Атасов отшатнулся в глубь кабинета, скользнул взглядом по распростертому телу Правилова. Мелькнула мысль, что еще хватит времени инсценировать перестрелку между Правиловым и незваными визитерами, пожертвовав для этого «Стечкиным». Вложить АПС в окоченевшую ладонь Правилова, чтобы выкроить хотя бы толику времени. Сбить со следа милицейскую группу захвата, должно сработать, до прибытия экспертов, которые, конечно, рано или поздно сообразят, что к чему. Скорее рано, но и эта жалкая проволочка вполне могла помочь Атасову уйти. Выбраться из дома. Выскользнуть относительно сухим из воды. Атасов, в нерешительности, обернулся к поверженному Олегу Петровичу, и понял, что не станет этого делать, даже если ему придется в самом скором времени заплатить за свою меркантильность высокую цену. Потому что у него просто не поднимется рука. Во дворе снова завопили «Милиция!», гораздо смелее, чем прежде. Видимо, она, наконец, прибыла. В подтверждение этой догадке снизу взвыла милицейская сирена. Не требовались способности Пуаро,[100] чтобы сообразить: отсчет времени пошел на секунды. Атасов снова обернулся к Правилову. Лучи заката отражались в орденах на груди покойника, ветер врывался в комнату через выбитое стекло и теребил портьеру, как приспущенный флаг.
– Прощай, Олег Петрович, – сказал Атасов, вытянулся во фронт и, как мог, щелкнул каблуками. Вероятно, со стороны сцена отдавала дешевым позерством, но у Атасова было другое мнение. Теперь он был уверен, что обязан поступить именно так.
– Где стреляли? – спросил с улицы откровенно милицейский голос.
– Вон в той квартире, на третьем этаже! – завизжала в ответ какая-то женщина. Атасов, которому ее визг придал ускорение, поспешил из квартиры, с кассетой в левой руке, и разряженным пистолетом Стечкина в правой, хромая на одну ногу, и проклиная в душе все на этом гребаном свете.
Парадное оставалось свободным, когда Атасов летел по ступенькам вниз, рискуя покатиться и свернуть шею, что было весьма вероятно, принимая во внимание его темп и изувеченную щиколотку. В чем Атасов не сомневался, так это в том, что за половиной дверей затаились бдительные соседи, прильнувшие к «глазкам», как капитаны подводных лодок к перископам.

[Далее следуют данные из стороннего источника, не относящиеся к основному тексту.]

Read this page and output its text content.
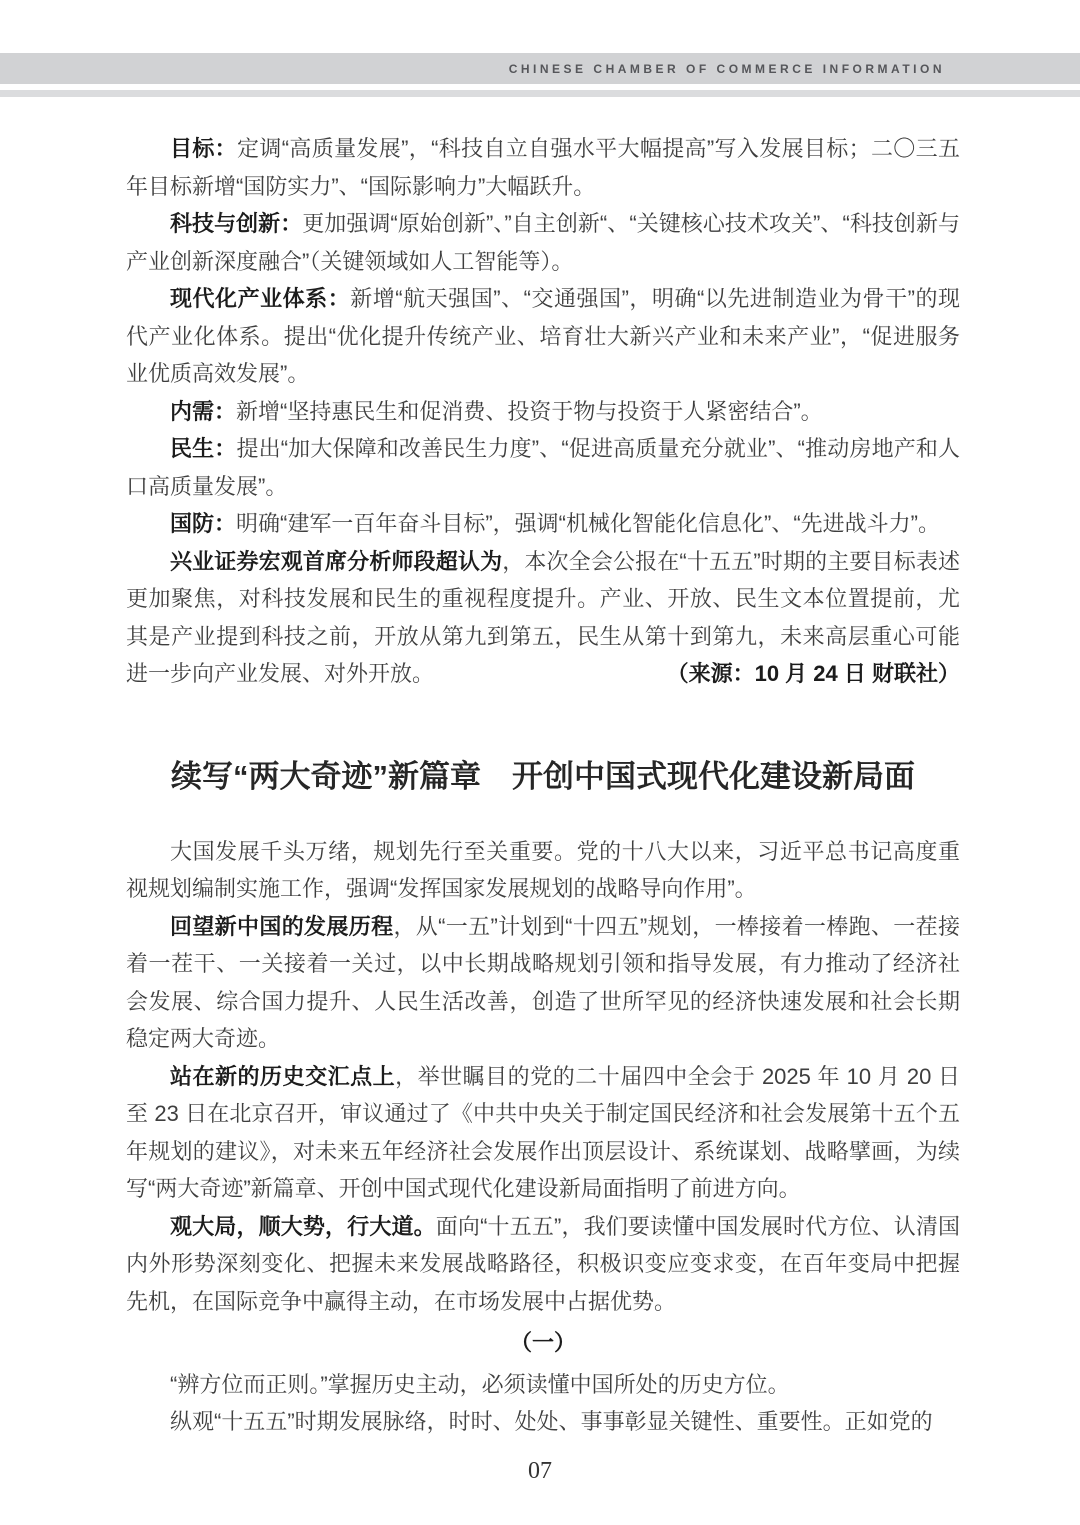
CHINESE CHAMBER OF COMMERCE INFORMATION

目标：定调“高质量发展”，“科技自立自强水平大幅提高”写入发展目标；二〇三五年目标新增“国防实力”、“国际影响力”大幅跃升。

科技与创新：更加强调“原始创新”、”自主创新“、“关键核心技术攻关”、“科技创新与产业创新深度融合”（关键领域如人工智能等）。

现代化产业体系：新增“航天强国”、“交通强国”，明确“以先进制造业为骨干”的现代产业化体系。提出“优化提升传统产业、培育壮大新兴产业和未来产业”，“促进服务业优质高效发展”。

内需：新增“坚持惠民生和促消费、投资于物与投资于人紧密结合”。

民生：提出“加大保障和改善民生力度”、“促进高质量充分就业”、“推动房地产和人口高质量发展”。

国防：明确“建军一百年奋斗目标”，强调“机械化智能化信息化”、“先进战斗力”。

兴业证券宏观首席分析师段超认为，本次全会公报在“十五五”时期的主要目标表述更加聚焦，对科技发展和民生的重视程度提升。产业、开放、民生文本位置提前，尤其是产业提到科技之前，开放从第九到第五，民生从第十到第九，未来高层重心可能进一步向产业发展、对外开放。	（来源：10 月 24 日 财联社）

续写“两大奇迹”新篇章　开创中国式现代化建设新局面

大国发展千头万绪，规划先行至关重要。党的十八大以来，习近平总书记高度重视规划编制实施工作，强调“发挥国家发展规划的战略导向作用”。

回望新中国的发展历程，从“一五”计划到“十四五”规划，一棒接着一棒跑、一茬接着一茬干、一关接着一关过，以中长期战略规划引领和指导发展，有力推动了经济社会发展、综合国力提升、人民生活改善，创造了世所罕见的经济快速发展和社会长期稳定两大奇迹。

站在新的历史交汇点上，举世瞩目的党的二十届四中全会于 2025 年 10 月 20 日至 23 日在北京召开，审议通过了《中共中央关于制定国民经济和社会发展第十五个五年规划的建议》，对未来五年经济社会发展作出顶层设计、系统谋划、战略擘画，为续写“两大奇迹”新篇章、开创中国式现代化建设新局面指明了前进方向。

观大局，顺大势，行大道。面向“十五五”，我们要读懂中国发展时代方位、认清国内外形势深刻变化、把握未来发展战略路径，积极识变应变求变，在百年变局中把握先机，在国际竞争中赢得主动，在市场发展中占据优势。

（一）

“辨方位而正则。”掌握历史主动，必须读懂中国所处的历史方位。

纵观“十五五”时期发展脉络，时时、处处、事事彰显关键性、重要性。正如党的

07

«Ох, и не завидую я «Европе Саттелит Сервис», – злорадствовал Атасов на ходу, справедливо предположив, что львиная доля наблюдателей запомнит жирную надпись на его удаляющейся спине.
Он уже одолел последний пролет, когда со стороны парадной двери загремели подкованные подошвы тяжелых милицейских полусапог. Атасов перепрыгнул через перила, на лету закусив воротник рубахи, чтобы не заорать при приземлении. Боль, ожидавшая его внизу, при контакте с полом, действительно превзошла ожидания. В подвал он вкатился кубарем через низкий дверной проем, который располагался сразу за забранной сеткой-рабицей шахтой лифта. Здесь Атасов на секунду остановился, сражаясь с приступами тошнотворной боли и прислушиваясь одновременно. Судя по дружному топоту, наряд милиционеров рванул на третий этаж, в квартиру Правилова, будто был группой солдат Егорова и Кантария, а она – куполом злосчастного Рейхстага.[101] Это означало для Атасова хорошую фору.
Потолок в подвале оказался таким низким, что пришлось пригнуть голову, чтобы не врезаться в бетон макушкой. Вдоль стен тянулись разнокалиберные трубы, некоторые были укутаны в стекловату, висевшую грязными рваными космами. «Коты когти точили», – догадался Атасов, двигаясь по полутемному коридору на ощупь и ежеминутно рискуя раскроить череп о какой-нибудь предательский вентиль. Вокруг воняло мочой, это был запах номер один, не самый приятный для ноздрей. Высокая влажность и тепло наводили на мысли об экваториальном лесу из школьного учебника географии. Скудный свет просачивался в подвал через окошки, напоминающие бойницы средневекового замка.